What authors do you admire or recommend for your fans? Who do you write for?

By my “fans,” you must mean my dad. He’s retired now and devoting his time to grandkids, his cat, and yard work. I’m not a model reader to follow, certainly not since I went back to school. It’s ironic how little literature I actually get to read in the course of working on a doctoral degree in comparative literature. My reading lists are mostly heavy critical theorists with very little fiction. In fiction, I most recently read Lu Xun’s Diary of a Madman in the original Mandarin. It was an important and worthwhile read but–yeah, would not recommend most people I know. I did get to read some Mormon literature over the Christmas holidays–some good and some surprisingly bad.
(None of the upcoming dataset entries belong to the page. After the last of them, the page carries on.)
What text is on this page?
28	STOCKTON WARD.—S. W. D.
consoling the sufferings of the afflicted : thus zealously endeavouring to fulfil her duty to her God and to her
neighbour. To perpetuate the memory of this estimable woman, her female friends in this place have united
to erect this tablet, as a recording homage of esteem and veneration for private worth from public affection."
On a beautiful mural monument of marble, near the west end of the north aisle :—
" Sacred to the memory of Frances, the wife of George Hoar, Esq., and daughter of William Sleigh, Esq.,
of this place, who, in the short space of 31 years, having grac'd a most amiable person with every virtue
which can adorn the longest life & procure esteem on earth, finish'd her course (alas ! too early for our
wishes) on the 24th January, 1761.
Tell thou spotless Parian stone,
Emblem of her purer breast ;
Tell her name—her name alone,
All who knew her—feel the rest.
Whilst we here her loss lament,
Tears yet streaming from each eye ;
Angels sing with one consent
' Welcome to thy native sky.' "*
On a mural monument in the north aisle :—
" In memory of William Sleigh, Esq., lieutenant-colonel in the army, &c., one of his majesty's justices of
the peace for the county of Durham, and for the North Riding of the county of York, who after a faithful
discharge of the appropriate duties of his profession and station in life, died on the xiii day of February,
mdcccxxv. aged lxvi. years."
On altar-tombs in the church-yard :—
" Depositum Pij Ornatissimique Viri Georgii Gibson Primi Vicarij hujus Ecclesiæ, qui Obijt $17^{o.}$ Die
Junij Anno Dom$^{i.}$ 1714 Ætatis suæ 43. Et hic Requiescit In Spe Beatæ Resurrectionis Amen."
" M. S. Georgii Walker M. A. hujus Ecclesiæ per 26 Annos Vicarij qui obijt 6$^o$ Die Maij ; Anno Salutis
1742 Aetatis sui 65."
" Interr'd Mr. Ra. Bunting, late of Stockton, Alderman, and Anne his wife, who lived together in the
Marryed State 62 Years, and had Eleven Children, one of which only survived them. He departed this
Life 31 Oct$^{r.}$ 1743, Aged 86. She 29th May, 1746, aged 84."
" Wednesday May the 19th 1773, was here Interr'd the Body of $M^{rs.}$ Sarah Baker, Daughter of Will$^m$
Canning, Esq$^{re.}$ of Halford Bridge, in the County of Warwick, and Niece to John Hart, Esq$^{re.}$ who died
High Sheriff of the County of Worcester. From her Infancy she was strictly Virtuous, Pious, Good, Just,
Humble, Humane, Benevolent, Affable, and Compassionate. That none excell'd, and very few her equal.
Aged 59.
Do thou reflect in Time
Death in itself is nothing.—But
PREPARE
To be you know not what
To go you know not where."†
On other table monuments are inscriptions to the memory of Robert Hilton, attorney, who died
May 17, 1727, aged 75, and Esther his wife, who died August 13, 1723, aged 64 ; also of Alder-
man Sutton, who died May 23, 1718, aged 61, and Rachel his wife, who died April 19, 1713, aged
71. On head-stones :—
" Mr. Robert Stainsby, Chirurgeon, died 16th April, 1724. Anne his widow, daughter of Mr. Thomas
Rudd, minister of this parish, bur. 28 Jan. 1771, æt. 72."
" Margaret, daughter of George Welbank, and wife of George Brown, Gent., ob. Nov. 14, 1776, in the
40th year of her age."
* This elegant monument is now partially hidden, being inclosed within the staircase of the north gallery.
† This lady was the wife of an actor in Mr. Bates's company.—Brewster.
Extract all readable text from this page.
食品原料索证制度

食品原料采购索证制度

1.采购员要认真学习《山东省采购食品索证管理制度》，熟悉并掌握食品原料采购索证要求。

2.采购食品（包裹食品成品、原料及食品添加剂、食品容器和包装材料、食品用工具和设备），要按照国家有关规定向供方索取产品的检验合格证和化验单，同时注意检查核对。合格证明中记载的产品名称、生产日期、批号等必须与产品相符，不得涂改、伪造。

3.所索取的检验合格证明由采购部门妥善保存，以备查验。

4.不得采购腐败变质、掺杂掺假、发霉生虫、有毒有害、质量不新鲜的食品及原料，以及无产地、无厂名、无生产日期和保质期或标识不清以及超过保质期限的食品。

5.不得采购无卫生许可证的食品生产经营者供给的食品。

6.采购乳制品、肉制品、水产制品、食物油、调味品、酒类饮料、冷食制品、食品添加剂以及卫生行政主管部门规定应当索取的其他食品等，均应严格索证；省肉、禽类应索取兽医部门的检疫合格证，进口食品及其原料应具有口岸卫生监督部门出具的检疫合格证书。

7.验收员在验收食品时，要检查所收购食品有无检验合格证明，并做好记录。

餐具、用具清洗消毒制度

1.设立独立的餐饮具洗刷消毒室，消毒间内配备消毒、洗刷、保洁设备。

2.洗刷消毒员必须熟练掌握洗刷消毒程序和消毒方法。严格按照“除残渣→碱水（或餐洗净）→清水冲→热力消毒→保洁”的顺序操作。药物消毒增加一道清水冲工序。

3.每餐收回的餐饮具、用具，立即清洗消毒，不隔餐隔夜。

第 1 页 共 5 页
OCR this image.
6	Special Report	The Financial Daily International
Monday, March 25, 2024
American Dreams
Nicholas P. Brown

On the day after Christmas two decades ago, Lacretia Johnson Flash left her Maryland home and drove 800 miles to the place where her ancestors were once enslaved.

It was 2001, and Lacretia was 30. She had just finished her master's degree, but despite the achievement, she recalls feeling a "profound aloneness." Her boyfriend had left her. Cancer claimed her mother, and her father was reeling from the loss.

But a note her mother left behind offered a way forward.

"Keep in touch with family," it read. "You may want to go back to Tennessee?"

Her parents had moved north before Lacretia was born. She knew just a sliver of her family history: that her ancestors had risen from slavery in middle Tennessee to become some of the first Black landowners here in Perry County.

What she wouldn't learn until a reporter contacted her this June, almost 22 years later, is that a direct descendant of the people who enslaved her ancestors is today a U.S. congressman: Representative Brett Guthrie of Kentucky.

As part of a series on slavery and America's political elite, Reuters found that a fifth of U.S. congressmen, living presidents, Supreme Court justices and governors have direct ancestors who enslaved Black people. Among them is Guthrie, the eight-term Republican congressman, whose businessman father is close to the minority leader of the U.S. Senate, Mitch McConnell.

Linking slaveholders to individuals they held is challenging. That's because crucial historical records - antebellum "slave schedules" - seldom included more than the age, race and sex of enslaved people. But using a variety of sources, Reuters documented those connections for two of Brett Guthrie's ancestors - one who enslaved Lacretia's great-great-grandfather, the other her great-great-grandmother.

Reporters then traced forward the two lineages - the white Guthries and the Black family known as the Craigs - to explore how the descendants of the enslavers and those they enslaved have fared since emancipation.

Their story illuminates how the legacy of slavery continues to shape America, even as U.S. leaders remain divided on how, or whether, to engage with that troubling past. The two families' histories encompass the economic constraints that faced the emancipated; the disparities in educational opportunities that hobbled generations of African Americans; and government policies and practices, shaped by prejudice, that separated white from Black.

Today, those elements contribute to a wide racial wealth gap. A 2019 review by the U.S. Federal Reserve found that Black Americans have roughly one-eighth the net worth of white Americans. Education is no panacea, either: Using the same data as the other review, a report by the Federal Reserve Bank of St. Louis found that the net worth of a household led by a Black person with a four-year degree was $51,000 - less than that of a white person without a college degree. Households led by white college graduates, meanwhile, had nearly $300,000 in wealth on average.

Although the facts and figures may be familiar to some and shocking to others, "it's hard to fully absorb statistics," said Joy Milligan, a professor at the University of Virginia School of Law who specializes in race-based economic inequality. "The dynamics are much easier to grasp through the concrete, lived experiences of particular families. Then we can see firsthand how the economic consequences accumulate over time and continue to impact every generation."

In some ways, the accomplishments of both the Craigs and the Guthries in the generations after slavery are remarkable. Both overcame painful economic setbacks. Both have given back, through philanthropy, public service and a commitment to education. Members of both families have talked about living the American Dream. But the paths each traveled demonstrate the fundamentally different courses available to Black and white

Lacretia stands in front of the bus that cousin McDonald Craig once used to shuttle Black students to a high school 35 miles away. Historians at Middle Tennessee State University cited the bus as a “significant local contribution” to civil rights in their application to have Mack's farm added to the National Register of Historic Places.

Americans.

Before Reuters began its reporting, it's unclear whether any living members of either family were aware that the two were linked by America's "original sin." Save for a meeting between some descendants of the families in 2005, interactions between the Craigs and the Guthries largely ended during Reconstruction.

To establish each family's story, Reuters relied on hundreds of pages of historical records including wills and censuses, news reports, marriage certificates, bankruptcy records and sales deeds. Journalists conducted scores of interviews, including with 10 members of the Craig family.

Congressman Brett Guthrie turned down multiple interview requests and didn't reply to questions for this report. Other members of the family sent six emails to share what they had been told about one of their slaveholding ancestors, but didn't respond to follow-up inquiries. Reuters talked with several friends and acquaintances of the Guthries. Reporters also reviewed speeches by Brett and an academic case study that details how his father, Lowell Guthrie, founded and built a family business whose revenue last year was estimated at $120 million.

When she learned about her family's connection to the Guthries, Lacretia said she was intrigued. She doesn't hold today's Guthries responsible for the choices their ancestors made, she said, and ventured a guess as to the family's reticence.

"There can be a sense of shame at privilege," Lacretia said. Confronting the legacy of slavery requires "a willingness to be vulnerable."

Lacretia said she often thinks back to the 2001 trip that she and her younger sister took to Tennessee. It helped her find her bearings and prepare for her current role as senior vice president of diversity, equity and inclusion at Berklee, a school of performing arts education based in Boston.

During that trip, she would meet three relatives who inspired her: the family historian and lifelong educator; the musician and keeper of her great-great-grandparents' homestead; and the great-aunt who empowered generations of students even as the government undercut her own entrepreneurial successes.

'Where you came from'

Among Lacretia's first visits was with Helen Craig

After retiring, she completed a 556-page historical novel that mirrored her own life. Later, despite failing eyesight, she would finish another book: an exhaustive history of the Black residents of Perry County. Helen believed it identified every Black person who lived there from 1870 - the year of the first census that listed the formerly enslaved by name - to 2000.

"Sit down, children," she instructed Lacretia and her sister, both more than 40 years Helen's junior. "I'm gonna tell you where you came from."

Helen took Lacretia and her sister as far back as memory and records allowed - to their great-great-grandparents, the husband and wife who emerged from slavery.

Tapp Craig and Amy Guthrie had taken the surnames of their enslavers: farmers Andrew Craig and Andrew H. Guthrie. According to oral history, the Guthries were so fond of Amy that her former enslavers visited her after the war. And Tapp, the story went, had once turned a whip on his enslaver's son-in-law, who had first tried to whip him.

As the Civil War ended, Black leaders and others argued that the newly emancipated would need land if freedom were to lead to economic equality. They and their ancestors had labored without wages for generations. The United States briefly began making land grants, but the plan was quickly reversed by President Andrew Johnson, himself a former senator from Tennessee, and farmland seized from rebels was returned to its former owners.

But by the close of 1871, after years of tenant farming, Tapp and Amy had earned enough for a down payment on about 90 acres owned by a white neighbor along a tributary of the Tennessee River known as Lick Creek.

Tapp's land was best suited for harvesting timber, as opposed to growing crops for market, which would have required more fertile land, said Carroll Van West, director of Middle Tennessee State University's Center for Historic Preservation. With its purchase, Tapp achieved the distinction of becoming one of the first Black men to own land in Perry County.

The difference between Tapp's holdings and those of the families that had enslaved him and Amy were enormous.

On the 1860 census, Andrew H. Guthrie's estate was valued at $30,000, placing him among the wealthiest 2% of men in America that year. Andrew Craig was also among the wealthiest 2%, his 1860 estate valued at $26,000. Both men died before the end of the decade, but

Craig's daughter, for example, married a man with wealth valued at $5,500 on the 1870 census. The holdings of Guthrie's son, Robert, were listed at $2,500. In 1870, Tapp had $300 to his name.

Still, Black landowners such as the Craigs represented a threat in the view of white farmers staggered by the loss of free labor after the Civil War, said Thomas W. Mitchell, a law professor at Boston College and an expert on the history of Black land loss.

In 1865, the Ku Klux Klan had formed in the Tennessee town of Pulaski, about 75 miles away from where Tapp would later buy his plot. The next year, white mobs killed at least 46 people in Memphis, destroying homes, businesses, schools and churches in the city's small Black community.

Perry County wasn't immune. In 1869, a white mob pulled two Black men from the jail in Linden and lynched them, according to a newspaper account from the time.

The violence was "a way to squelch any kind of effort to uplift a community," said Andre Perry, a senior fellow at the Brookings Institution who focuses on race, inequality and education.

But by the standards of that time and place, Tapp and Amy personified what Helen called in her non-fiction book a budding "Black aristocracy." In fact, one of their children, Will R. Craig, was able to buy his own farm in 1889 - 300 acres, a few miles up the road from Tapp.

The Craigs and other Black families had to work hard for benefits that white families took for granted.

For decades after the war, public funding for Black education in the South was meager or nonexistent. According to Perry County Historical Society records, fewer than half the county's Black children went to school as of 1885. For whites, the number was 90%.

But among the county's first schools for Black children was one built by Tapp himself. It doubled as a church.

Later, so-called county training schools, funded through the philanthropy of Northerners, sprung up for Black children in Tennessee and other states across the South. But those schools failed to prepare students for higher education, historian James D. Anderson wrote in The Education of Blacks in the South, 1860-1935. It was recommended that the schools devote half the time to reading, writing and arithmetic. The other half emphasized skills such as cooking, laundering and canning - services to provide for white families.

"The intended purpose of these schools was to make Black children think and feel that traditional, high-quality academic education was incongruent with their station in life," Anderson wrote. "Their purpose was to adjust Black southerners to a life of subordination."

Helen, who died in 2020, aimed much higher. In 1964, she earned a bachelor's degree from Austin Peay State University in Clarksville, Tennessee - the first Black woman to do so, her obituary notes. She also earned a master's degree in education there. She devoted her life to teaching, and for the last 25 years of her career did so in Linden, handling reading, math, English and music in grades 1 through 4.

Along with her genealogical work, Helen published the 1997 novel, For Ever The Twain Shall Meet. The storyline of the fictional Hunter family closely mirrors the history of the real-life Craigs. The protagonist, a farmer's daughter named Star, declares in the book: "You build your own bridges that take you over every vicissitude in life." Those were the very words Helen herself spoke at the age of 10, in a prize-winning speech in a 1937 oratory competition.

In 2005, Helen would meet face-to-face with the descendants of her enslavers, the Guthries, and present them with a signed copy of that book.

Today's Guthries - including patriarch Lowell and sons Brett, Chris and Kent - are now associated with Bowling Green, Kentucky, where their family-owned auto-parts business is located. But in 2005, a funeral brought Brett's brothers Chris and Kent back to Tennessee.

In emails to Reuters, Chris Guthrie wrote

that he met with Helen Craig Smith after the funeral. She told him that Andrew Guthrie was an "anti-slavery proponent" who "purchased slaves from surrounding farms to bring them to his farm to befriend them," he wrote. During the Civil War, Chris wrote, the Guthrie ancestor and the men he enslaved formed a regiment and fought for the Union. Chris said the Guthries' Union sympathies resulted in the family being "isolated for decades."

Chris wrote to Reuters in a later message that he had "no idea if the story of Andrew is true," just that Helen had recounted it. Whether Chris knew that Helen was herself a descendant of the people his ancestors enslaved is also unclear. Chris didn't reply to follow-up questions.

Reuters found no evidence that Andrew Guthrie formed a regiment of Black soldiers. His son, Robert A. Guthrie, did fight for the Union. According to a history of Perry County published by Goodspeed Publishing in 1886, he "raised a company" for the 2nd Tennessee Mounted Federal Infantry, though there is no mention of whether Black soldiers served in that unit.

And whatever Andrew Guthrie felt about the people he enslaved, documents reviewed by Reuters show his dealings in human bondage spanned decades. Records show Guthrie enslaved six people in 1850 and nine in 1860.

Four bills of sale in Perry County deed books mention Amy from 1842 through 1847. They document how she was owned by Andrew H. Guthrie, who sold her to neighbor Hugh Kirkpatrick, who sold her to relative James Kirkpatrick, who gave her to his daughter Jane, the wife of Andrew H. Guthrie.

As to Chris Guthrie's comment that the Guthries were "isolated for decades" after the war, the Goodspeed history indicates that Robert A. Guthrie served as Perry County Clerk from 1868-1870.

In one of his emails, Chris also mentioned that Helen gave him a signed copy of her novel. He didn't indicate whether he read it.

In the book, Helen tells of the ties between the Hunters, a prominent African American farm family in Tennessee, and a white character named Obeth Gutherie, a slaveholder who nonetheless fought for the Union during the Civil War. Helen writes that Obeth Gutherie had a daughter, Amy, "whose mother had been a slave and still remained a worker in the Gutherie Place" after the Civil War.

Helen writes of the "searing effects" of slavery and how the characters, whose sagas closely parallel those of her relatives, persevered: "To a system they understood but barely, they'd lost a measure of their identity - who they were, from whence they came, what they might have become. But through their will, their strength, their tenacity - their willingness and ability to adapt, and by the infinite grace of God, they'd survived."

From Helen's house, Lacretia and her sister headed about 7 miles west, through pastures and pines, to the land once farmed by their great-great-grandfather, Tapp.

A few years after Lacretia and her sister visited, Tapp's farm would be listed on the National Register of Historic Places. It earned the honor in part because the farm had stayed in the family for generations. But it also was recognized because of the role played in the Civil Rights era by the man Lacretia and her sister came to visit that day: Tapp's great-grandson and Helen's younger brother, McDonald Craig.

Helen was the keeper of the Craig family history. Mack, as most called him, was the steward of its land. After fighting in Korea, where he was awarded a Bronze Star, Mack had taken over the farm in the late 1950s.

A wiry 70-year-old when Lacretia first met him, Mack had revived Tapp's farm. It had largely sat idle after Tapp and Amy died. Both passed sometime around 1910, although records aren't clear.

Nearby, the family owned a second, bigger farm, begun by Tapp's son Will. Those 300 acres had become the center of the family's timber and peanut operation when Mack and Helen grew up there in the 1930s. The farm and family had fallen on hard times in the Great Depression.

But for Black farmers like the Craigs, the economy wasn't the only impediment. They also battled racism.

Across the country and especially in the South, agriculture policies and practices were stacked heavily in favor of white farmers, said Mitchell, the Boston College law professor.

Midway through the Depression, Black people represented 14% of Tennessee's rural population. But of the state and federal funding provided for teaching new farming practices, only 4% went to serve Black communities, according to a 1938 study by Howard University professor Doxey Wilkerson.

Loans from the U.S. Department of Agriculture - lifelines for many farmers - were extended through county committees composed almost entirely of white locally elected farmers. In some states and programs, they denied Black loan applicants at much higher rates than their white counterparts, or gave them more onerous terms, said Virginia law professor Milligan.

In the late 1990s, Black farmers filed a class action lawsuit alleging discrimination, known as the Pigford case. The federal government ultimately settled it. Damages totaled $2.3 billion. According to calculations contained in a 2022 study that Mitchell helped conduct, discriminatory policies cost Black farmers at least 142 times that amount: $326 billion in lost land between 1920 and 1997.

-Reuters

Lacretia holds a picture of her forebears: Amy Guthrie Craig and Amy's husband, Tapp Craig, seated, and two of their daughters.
From that pool, I would recommend Steven Peck’s crazy Gilda Trillim…  I almost gave up during the badminton tournament and the junk drawer but after I proved myself, I got to read the muskrats and rat-rats and the “So what?” and it was well worth it–astonishing, actually.

Rachel Helps is the Harold B. Lee Library’s coordinator of Wikipedia initiatives, where she contributes to Wikipedia pages related to their collections like Mildred Dilling and Lucinda Lee Dalton. She helped her sister, Andrea Landaker, write a newlywed relationship simulation called Our Personal Space. They are working on the sequel, Space to Grow, which focuses on raising children.